An investigation from the Center for Public Integrity analyzed policies and guidelines from 30 states to see how people with disabilities would be treated if ventilators were rationed. In all but five states, they found provisions that might result in this population getting lower priority than other patients. Other states did not release policies or had none.
“We signed a complaint with the Office of Civil Rights that this is a violation of the ADA—you cannot discriminate based on disability and age,” said Ivanova Smith, a disability advocate in Tacoma, Washington who has an intellectual disability, of her state’s guidelines.
Smith added that she faces discrimination when she visits her doctor, and knows people who have had discriminatory experiences.
“They’ve had treatments denied. They were denied an organ transplant,” she said. “People at the hospital didn’t want to take people to the ICU. They’ve said, ‘Well, they’re not doing much in their life’, especially people who are non-verbal and people who have medical fragility.”
Fortunately, civil rights and disability rights organizations have taken action in support of people with disabilities during the pandemic. Disability Rights New York (DRNY) filed a complaint with HHS against the New York State Department of Health (DOH), saying that the state has failed to provide clear guidelines that would give people with disabilities adequate access to ventilators. The organization also called upon the New York State Department of Health to take immediate action to ensure people with disabilities have equal access to life-saving health care and are not last in line for assistance. Advocates say that institutions that follow vague guidelines will be in violation of the ADA.

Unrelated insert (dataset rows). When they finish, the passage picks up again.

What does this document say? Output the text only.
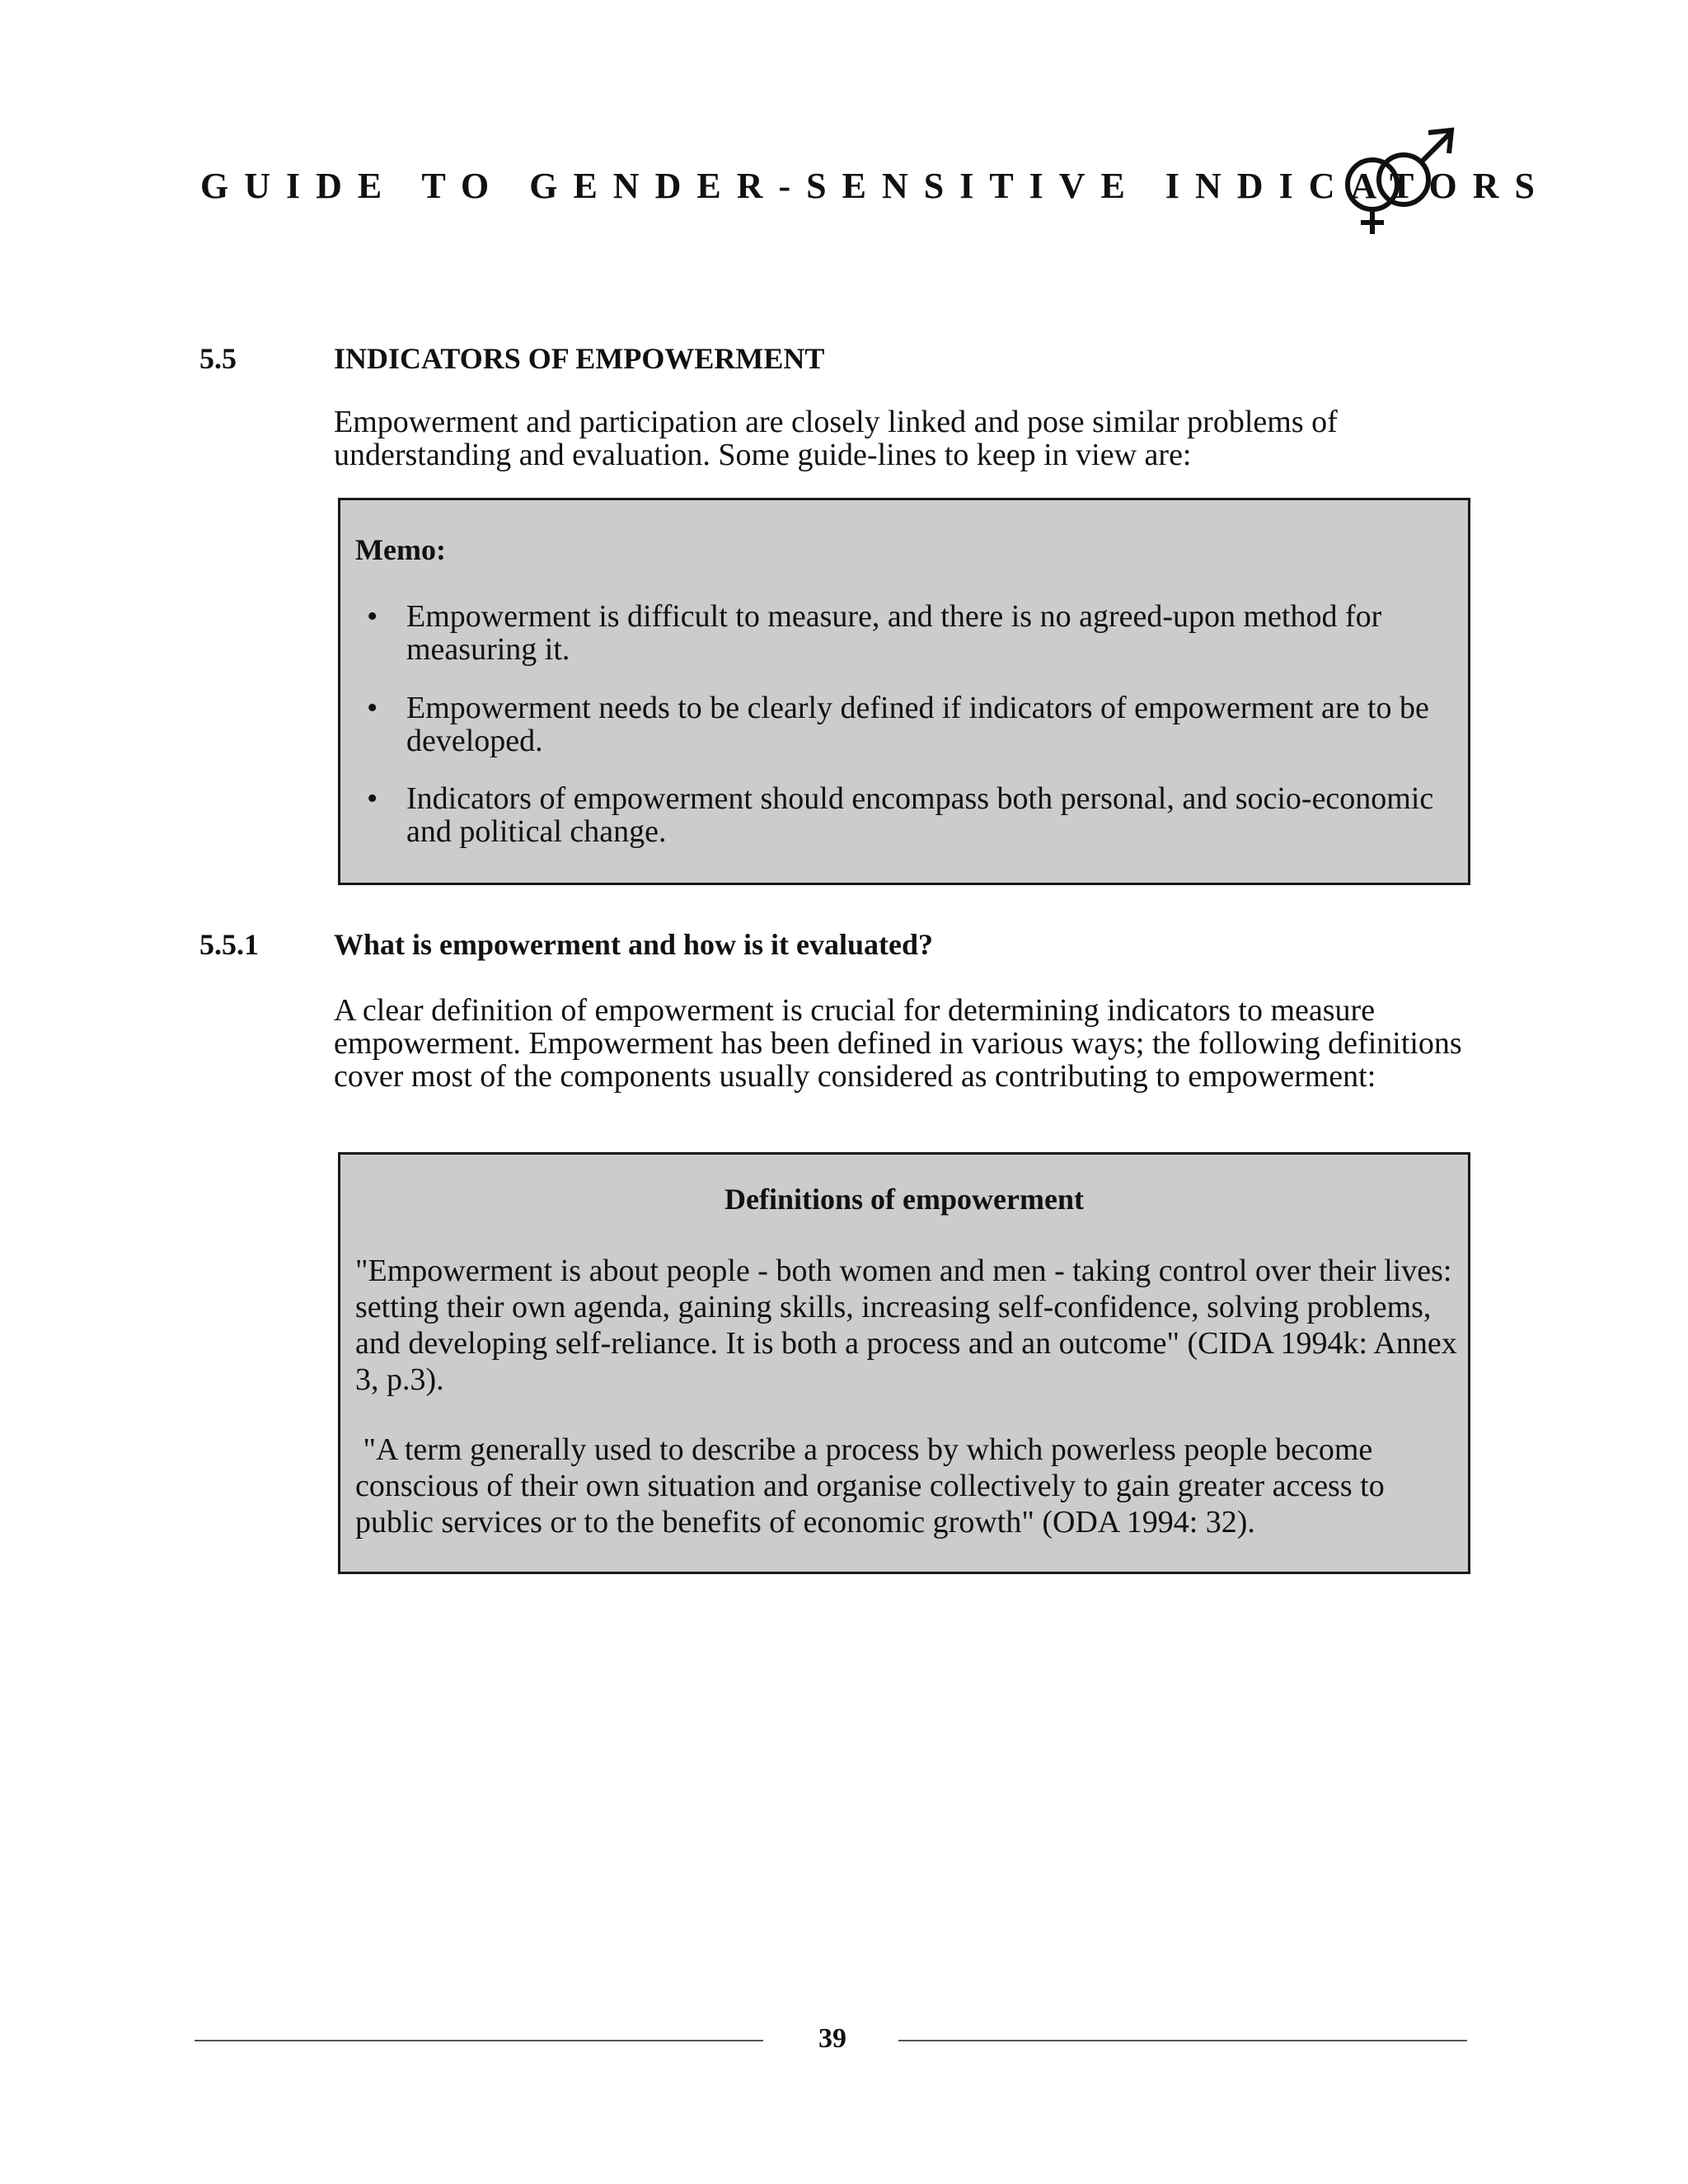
GUIDE TO GENDER-SENSITIVE INDICATORS
5.5	INDICATORS OF EMPOWERMENT

Empowerment and participation are closely linked and pose similar problems of understanding and evaluation. Some guide-lines to keep in view are:

Memo:
• Empowerment is difficult to measure, and there is no agreed-upon method for measuring it.
• Empowerment needs to be clearly defined if indicators of empowerment are to be developed.
• Indicators of empowerment should encompass both personal, and socio-economic and political change.
5.5.1	What is empowerment and how is it evaluated?

A clear definition of empowerment is crucial for determining indicators to measure empowerment. Empowerment has been defined in various ways; the following definitions cover most of the components usually considered as contributing to empowerment:

Definitions of empowerment

"Empowerment is about people - both women and men - taking control over their lives: setting their own agenda, gaining skills, increasing self-confidence, solving problems, and developing self-reliance. It is both a process and an outcome" (CIDA 1994k: Annex 3, p.3).

"A term generally used to describe a process by which powerless people become conscious of their own situation and organise collectively to gain greater access to public services or to the benefits of economic growth" (ODA 1994: 32).

39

Resources to address discrimination
It’s essential for people with disabilities to know they have rights and can take action. New York City, for example, has some of the strongest civil rights laws in the nation.
According to the New York City Commission on Human Rights, which enforces the City’s anti-discrimination law, complaints about disability discrimination in New York City surpass those about race or gender bias. The top complaints center on wheelchair or mobility device users being denied access to housing or public accommodations, and family caregivers being fired or retaliated against by employers.
In addition to enforcing the City’s anti-discrimination law, the Commission on Human Rights educates the public about their rights. Regardless of whether the matter pertains to employment, housing, race or other areas of life, New Yorkers with disabilities who feel they have been discriminated against can file complaints with the Human Rights Commission or learn more about their rights here.
The coronavirus crisis has gripped the globe. It is a time filled with fear, uncertainty and ongoing updates. But now, more than ever, we should rise to the occasion to support people with disabilities in need, and distance ourselves from discrimination.